2.0 | Lessons Learnt

The recent proliferation of the term ‘2.0’ across almost every domain leaves me with a few questions as my research approaches completion. What is the big deal with ‘2.0’? Why has it suddenly become so important to re-invent so many processes that have been around for ages? Have we gone too far with extending this trend?

Following this, I want to see just how far the term has changed the way we look at traditional processes. As it turns out Web 2.0, Enterprise 2.0, Health 2.0, Government 2.0, Marketing 2.0, Bank 2.0, Classroom 2.0, Travel 2.0, Identity 2.0, Library 2.0, and Human 2.0 are just some of the trends in this ubiquitous paradigm-shift that has seen us question some of the most fundamental assumptions that have persisted for as long as we have experienced these domains. If you’re wondering what the big deal is, let me try to put this into context.

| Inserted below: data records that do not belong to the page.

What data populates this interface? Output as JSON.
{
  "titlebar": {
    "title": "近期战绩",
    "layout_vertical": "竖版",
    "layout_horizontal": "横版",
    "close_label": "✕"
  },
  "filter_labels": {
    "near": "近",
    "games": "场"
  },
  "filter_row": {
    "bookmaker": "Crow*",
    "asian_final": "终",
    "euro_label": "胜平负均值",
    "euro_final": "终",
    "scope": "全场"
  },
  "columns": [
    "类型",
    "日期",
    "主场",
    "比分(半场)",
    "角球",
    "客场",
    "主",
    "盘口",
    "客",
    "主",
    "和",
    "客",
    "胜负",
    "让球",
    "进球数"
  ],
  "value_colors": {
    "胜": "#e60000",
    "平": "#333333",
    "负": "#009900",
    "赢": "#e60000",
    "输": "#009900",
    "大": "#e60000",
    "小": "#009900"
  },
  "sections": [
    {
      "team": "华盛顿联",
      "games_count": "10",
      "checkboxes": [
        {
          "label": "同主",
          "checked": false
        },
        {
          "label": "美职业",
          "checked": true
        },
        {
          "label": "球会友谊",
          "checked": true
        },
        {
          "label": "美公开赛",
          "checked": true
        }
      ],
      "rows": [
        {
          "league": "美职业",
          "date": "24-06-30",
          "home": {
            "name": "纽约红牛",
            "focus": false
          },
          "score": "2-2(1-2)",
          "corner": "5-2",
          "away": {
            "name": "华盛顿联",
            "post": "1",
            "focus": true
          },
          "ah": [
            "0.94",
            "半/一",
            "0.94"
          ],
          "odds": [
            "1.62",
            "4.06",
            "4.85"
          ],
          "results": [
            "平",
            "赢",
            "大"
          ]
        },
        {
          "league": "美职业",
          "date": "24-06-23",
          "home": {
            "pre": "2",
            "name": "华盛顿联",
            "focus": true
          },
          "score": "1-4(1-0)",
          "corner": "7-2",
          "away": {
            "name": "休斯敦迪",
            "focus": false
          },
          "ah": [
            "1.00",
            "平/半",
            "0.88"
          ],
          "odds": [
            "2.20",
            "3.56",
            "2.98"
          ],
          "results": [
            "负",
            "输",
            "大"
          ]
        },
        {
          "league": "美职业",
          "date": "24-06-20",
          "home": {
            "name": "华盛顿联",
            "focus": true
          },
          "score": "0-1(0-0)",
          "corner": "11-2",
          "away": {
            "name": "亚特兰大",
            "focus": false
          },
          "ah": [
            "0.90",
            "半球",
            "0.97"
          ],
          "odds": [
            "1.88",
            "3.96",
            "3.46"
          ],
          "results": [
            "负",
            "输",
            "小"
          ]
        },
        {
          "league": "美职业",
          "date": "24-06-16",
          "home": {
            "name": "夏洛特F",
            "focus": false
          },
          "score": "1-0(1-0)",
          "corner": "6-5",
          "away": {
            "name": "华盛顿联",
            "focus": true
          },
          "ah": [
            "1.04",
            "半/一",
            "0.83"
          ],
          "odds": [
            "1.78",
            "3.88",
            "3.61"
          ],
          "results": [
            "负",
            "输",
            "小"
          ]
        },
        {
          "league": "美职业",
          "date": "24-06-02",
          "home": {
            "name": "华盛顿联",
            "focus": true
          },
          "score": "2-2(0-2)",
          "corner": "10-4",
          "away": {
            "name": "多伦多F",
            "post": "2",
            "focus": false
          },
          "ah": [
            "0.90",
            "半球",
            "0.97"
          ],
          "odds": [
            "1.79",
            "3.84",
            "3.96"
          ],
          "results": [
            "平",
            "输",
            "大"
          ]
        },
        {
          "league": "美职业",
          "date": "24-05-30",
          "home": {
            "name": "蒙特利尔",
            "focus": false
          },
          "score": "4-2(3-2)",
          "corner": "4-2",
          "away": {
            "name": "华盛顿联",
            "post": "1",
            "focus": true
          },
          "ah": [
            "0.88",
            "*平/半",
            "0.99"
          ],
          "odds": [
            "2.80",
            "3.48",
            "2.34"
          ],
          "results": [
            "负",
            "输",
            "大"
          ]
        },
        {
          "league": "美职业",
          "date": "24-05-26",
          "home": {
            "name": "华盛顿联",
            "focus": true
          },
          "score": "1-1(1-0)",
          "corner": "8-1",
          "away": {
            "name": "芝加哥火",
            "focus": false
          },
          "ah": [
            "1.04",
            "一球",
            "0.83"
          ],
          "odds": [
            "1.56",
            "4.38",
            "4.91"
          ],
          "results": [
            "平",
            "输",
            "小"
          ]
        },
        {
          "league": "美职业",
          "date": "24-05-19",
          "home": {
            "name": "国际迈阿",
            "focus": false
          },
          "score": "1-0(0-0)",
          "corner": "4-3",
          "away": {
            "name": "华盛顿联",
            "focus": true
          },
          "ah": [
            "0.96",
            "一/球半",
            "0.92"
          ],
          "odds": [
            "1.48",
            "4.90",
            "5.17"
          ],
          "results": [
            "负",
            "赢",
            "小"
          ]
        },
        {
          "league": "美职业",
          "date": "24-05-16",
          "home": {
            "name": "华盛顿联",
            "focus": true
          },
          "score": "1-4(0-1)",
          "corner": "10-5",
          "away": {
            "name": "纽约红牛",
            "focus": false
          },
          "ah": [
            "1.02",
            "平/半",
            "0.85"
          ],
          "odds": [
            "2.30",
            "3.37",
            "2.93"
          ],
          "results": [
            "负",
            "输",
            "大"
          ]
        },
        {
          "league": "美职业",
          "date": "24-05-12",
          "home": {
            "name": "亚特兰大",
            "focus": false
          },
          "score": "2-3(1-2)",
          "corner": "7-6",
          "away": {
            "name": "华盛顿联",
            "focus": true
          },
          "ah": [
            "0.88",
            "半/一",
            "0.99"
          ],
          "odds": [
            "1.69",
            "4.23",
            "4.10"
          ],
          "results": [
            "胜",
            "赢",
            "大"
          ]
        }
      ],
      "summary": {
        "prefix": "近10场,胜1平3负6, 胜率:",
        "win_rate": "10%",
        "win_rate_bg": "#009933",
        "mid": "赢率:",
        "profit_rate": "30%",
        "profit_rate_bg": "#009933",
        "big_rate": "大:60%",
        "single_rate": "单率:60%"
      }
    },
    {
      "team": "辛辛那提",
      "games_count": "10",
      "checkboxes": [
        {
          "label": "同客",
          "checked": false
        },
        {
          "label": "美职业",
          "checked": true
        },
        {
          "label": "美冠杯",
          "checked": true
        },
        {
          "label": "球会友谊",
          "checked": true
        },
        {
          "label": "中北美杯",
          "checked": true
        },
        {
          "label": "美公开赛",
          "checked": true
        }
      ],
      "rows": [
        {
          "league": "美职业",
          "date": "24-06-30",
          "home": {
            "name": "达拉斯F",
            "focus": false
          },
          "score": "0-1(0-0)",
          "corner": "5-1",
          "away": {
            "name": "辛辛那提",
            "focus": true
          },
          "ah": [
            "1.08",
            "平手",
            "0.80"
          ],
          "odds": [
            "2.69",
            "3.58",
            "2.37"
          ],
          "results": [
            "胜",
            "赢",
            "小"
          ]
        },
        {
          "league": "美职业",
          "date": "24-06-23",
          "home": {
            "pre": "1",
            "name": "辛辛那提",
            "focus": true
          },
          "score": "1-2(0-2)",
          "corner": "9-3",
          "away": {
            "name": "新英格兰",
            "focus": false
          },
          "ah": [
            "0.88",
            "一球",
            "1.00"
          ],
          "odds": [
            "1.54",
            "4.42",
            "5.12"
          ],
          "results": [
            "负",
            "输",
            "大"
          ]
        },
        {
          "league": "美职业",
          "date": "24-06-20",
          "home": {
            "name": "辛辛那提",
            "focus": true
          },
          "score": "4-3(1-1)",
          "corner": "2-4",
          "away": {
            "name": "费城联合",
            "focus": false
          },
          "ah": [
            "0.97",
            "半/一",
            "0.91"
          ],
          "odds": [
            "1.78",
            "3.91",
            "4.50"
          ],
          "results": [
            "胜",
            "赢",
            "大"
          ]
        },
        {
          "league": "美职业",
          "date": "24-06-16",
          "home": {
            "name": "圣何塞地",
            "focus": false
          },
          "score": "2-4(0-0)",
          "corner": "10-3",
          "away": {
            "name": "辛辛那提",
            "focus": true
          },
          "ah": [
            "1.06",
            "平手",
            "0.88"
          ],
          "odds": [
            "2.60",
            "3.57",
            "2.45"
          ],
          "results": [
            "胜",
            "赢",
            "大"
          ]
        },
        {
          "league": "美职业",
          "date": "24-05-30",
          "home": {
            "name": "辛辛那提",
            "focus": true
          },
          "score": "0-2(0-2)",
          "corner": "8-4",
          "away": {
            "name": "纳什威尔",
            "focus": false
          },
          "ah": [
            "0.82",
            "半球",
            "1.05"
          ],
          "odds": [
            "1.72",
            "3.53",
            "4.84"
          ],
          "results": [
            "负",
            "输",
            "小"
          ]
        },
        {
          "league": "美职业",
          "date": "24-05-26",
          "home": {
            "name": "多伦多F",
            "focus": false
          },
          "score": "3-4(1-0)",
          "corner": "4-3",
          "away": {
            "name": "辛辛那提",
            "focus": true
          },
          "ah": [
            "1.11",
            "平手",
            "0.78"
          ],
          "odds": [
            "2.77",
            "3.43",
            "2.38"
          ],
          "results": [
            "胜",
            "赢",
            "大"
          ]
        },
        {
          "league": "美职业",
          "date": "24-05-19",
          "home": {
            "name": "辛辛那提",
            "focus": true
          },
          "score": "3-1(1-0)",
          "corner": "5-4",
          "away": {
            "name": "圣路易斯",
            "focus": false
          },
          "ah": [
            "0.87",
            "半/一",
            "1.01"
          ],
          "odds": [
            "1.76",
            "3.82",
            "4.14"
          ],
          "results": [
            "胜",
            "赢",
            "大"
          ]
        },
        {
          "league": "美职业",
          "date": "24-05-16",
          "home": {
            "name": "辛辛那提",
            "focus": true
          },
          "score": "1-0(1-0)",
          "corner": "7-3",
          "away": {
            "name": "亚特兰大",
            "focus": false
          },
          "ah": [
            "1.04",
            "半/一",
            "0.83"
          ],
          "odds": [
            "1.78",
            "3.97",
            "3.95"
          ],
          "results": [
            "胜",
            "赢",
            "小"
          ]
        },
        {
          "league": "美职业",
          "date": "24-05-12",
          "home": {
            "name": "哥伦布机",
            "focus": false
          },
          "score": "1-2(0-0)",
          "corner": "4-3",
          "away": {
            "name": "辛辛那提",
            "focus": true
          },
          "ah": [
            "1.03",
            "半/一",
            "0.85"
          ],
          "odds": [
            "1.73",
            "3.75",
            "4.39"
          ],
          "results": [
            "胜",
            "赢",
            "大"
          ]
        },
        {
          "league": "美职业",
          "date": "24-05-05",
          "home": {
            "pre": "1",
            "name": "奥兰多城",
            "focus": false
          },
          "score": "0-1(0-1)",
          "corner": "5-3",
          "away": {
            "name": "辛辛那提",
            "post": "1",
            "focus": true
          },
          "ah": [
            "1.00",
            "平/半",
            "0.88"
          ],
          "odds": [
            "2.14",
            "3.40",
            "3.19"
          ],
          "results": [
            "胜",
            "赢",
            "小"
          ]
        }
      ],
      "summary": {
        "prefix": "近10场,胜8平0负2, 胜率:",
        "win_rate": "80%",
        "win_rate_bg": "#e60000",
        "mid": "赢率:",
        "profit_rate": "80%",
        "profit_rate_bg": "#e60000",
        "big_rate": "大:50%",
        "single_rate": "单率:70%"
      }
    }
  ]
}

This decade has witnessed a phenomenal adoption of Agile Software Development processes; certainly Scrum, XP and even basic iterative practices have been around for longer, but the fact remains that this decade has certainly witnessed a tremendous adoption of Agile SD. What makes this relevant to the ‘2.0 movement’ is the basic fact that they have both required significant changes in the way we evaluate processes, with a much higher comfort level towards change. This is perhaps why so many 2.0 initiatives are best run iteratively, in small incremental steps which are more comfortable with an experiment-first-evaluate-later model.

However, it is easy to get carried away with the apparent ease of deploying open source web 2.0 platforms to fit perceived business objectives. In a lot of cases, 2.0 initiatives appear to present the classic situation of a ‘solution looking for a problem’. Research shows that the best approach to experimenting with 2.0 initiatives is to focus on the correct sequence of priorities.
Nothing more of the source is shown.